Monday, December 22, 2014

It Sets Us Apart

“Our Father…”, the prayer given to the apostles by Jesus at their request: “Lord, teach us to pray.” is a lesson in who God is, what we want or expect from Him, and the one thing that sets us apart from the other religions and ways of life. It contains, by itself, the guidelines of what it takes to be a good Christian. God gave us the Ten Commandments in the Old Testament, handing them to Moses to teach and lead the Israelites as He demanded. This simple prayer contains within it a simple command or bargain.

The entire first half of the Lord’s Prayer tells us who God is, the supreme ruler who lives in the home to which we all wish to go when our time is up. It says that not only is He a ruler, but also the holiest of all. It contains the promise that someday His kingdom will come to occupy the Earth. As the supreme being, it tells us that His will, not ours or another’s , must be done. It must be done at all levels of His kingdom. He is, after all, the supreme king.

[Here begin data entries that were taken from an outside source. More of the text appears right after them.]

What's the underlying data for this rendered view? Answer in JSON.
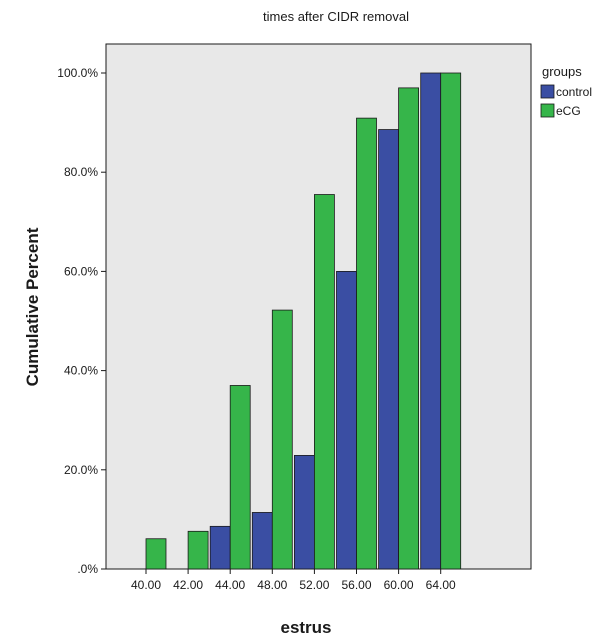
{
  "chart_data": {
    "type": "bar",
    "title": "times after CIDR removal",
    "xlabel": "estrus",
    "ylabel": "Cumulative Percent",
    "categories": [
      "40.00",
      "42.00",
      "44.00",
      "48.00",
      "52.00",
      "56.00",
      "60.00",
      "64.00"
    ],
    "series": [
      {
        "name": "control",
        "color": "#3a4ea3",
        "values": [
          null,
          null,
          8.6,
          11.4,
          22.9,
          60.0,
          88.6,
          100.0
        ]
      },
      {
        "name": "eCG",
        "color": "#36b54a",
        "values": [
          6.1,
          7.6,
          37.0,
          52.2,
          75.5,
          90.9,
          97.0,
          100.0
        ]
      }
    ],
    "ylim": [
      0,
      100
    ],
    "yticks": [
      0,
      20,
      40,
      60,
      80,
      100
    ],
    "ytick_labels": [
      ".0%",
      "20.0%",
      "40.0%",
      "60.0%",
      "80.0%",
      "100.0%"
    ],
    "grid": false,
    "plot_background": "#e8e8e8",
    "legend": {
      "title": "groups",
      "placement": "right"
    }
  }
}
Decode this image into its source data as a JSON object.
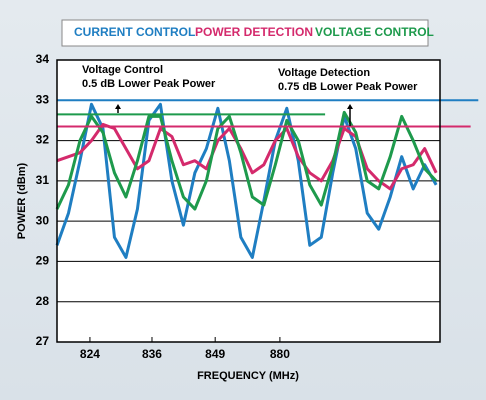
{
  "chart_data": {
    "type": "line",
    "xlabel": "FREQUENCY (MHz)",
    "ylabel": "POWER (dBm)",
    "x": [
      0,
      3,
      6,
      9,
      12,
      15,
      18,
      21,
      24,
      27,
      30,
      33,
      36,
      39,
      42,
      45,
      48,
      51,
      54,
      57,
      60,
      63,
      66,
      69,
      72,
      75,
      78,
      81,
      84,
      87,
      90,
      93,
      96,
      99
    ],
    "xlim": [
      0,
      100
    ],
    "xticks": [
      {
        "value": 8.6,
        "label": "824"
      },
      {
        "value": 24.8,
        "label": "836"
      },
      {
        "value": 41.3,
        "label": "849"
      },
      {
        "value": 58.2,
        "label": "880"
      }
    ],
    "ylim": [
      27,
      34
    ],
    "yticks": [
      27,
      28,
      29,
      30,
      31,
      32,
      33,
      34
    ],
    "grid": true,
    "series": [
      {
        "name": "CURRENT CONTROL",
        "color": "#1f7ec2",
        "values": [
          29.4,
          30.2,
          31.5,
          32.9,
          32.3,
          29.6,
          29.1,
          30.3,
          32.5,
          32.9,
          31.0,
          29.9,
          31.2,
          31.8,
          32.8,
          31.5,
          29.6,
          29.1,
          30.5,
          32.0,
          32.8,
          31.5,
          29.4,
          29.6,
          31.2,
          32.6,
          31.8,
          30.2,
          29.8,
          30.6,
          31.6,
          30.8,
          31.4,
          30.9
        ]
      },
      {
        "name": "POWER DETECTION",
        "color": "#d42a6c",
        "values": [
          31.5,
          31.6,
          31.7,
          32.0,
          32.4,
          32.3,
          31.8,
          31.3,
          31.5,
          32.3,
          32.1,
          31.4,
          31.5,
          31.3,
          32.0,
          32.3,
          31.8,
          31.2,
          31.4,
          32.0,
          32.3,
          31.6,
          31.2,
          31.0,
          31.5,
          32.3,
          32.1,
          31.3,
          31.0,
          30.8,
          31.3,
          31.4,
          31.8,
          31.2
        ]
      },
      {
        "name": "VOLTAGE CONTROL",
        "color": "#1e9a4c",
        "values": [
          30.3,
          30.9,
          32.0,
          32.6,
          32.2,
          31.2,
          30.6,
          31.5,
          32.6,
          32.6,
          31.5,
          30.6,
          30.3,
          31.0,
          32.3,
          32.6,
          31.7,
          30.6,
          30.4,
          31.4,
          32.5,
          32.0,
          30.9,
          30.4,
          31.4,
          32.7,
          32.2,
          31.0,
          30.8,
          31.6,
          32.6,
          32.0,
          31.3,
          31.0
        ]
      }
    ],
    "reference_lines": [
      {
        "value": 33,
        "color": "#1f7ec2",
        "x": [
          0,
          110
        ]
      },
      {
        "value": 32.35,
        "color": "#d42a6c",
        "x": [
          0,
          108
        ]
      },
      {
        "value": 32.65,
        "color": "#1e9a4c",
        "x": [
          0,
          70
        ]
      }
    ],
    "annotations": [
      "Voltage Control",
      "0.5 dB Lower Peak Power",
      "Voltage Detection",
      "0.75 dB Lower Peak Power"
    ]
  }
}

As His subjects, we have the right to expect Him to take care of us, making sure we have food and shelter. It is a request, politely stated, from the ruled to the ruler. We also ask that He protect us from temptation, with the implication that that temptation may be beyond our normal strength to resist. It also asks Him to protect us from whatever evil there may be which is attempting to attack us. It closes with once again acknowledging His absolute power over everything and that the glory is all His.

Now, before you point out that there is a part missing from the second half of the prayer, no there isn’t. That part is the focus of this writing. It contains both a request and a bargain. As human beings, we are going to fail and fall. It is a part of our imperfection, part of our inheritance from the first sinners, Adam and Eve. We know that we are not going to live up to the promises and best intentions we have as Christians. So, we ask for His forgiveness, secure in the knowledge that we will receive it. The kicker, the bargain, is that we ask Him to forgive us in the same manner that we forgive others. If we don’t forgive others, then we are telling God it is okay with us to not be forgiven by Him.

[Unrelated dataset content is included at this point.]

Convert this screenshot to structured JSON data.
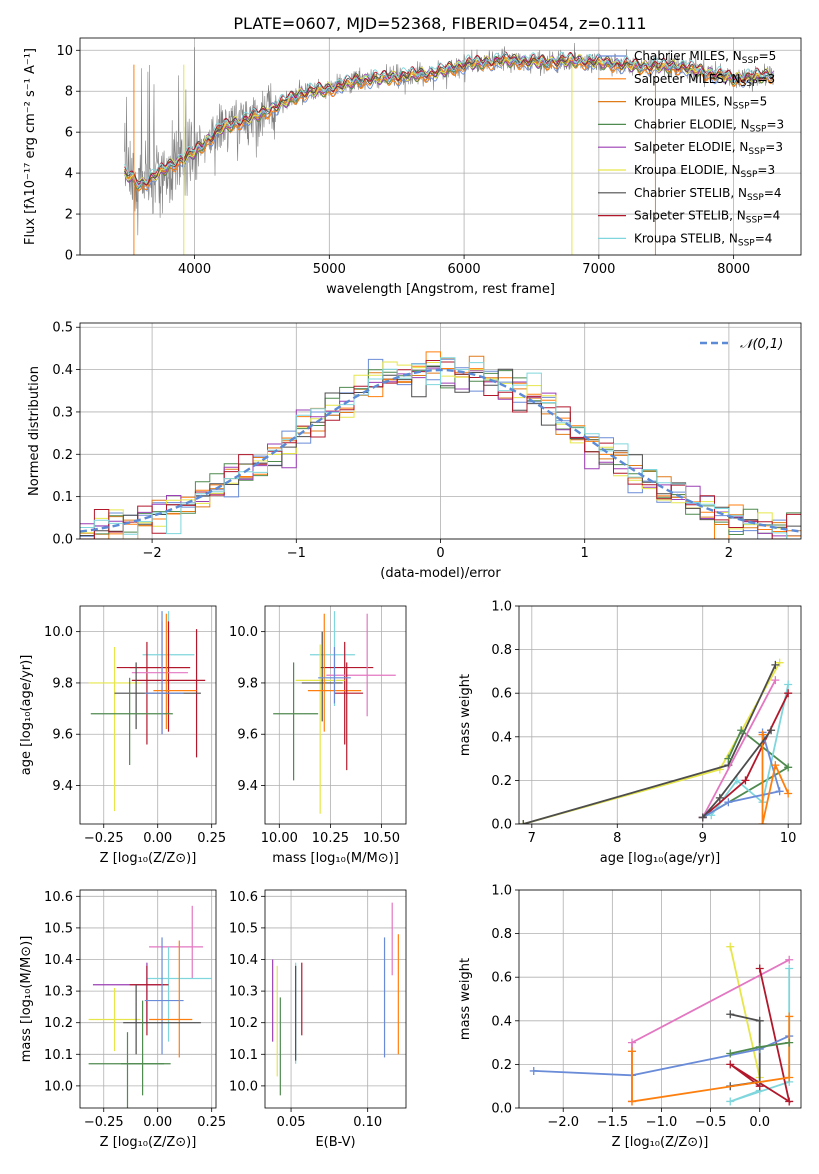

What kind of forgiveness are we talking about? The unconditional kind, of course, without limits on the number of times we forgive. We all remember the parables about the servant who was forgiven by the king and then didn’t forgive one of his fellow servants, and the fate that befell him. Or, the man who asked Jesus how many times he should forgive and the answer was “seventy times seven times”. Taking into account that culture and those rules, Jesus was really saying there is no limit. There is nothing in that part of the prayer which allows us to put conditions on our forgiveness. We are supposed to forgive as God forgives, with a forgiveness that implies forgetting as well.

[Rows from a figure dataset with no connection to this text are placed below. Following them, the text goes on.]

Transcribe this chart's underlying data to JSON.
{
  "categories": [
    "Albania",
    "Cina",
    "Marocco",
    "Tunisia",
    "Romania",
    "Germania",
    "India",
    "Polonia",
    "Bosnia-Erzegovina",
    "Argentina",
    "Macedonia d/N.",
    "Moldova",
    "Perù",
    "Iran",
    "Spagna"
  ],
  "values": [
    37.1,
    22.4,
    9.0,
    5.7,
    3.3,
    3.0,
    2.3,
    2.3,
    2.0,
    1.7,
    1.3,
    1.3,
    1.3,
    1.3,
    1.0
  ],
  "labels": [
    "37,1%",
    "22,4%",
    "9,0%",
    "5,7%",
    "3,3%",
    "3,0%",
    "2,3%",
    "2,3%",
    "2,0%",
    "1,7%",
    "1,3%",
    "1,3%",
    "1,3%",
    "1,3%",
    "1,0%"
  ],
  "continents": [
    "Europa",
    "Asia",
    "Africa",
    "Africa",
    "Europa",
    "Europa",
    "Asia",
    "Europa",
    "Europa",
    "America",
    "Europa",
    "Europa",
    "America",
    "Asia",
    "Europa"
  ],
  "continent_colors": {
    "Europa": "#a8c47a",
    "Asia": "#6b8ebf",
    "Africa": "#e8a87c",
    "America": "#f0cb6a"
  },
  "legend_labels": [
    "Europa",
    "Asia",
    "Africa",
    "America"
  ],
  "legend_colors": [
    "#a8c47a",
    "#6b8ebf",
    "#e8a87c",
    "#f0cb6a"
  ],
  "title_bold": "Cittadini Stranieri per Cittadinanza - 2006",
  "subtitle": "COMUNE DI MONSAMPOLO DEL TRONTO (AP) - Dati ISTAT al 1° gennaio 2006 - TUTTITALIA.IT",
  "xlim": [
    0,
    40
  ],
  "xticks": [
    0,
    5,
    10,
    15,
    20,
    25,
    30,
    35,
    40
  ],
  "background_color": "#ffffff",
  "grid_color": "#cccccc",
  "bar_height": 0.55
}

The ability to forgive and forget is something that all of us, as followers of Jesus Christ, should learn and practice every day. The ultimate act of forgiveness, the best of all examples, is the one that Jesus himself showed us. As he was dying on the cross, full of pain, his last act was to ask his Father to forgive those who had tortured him, hung him on a cross like a common felon, and killed him. Can we, as Christians, do less within our own lives?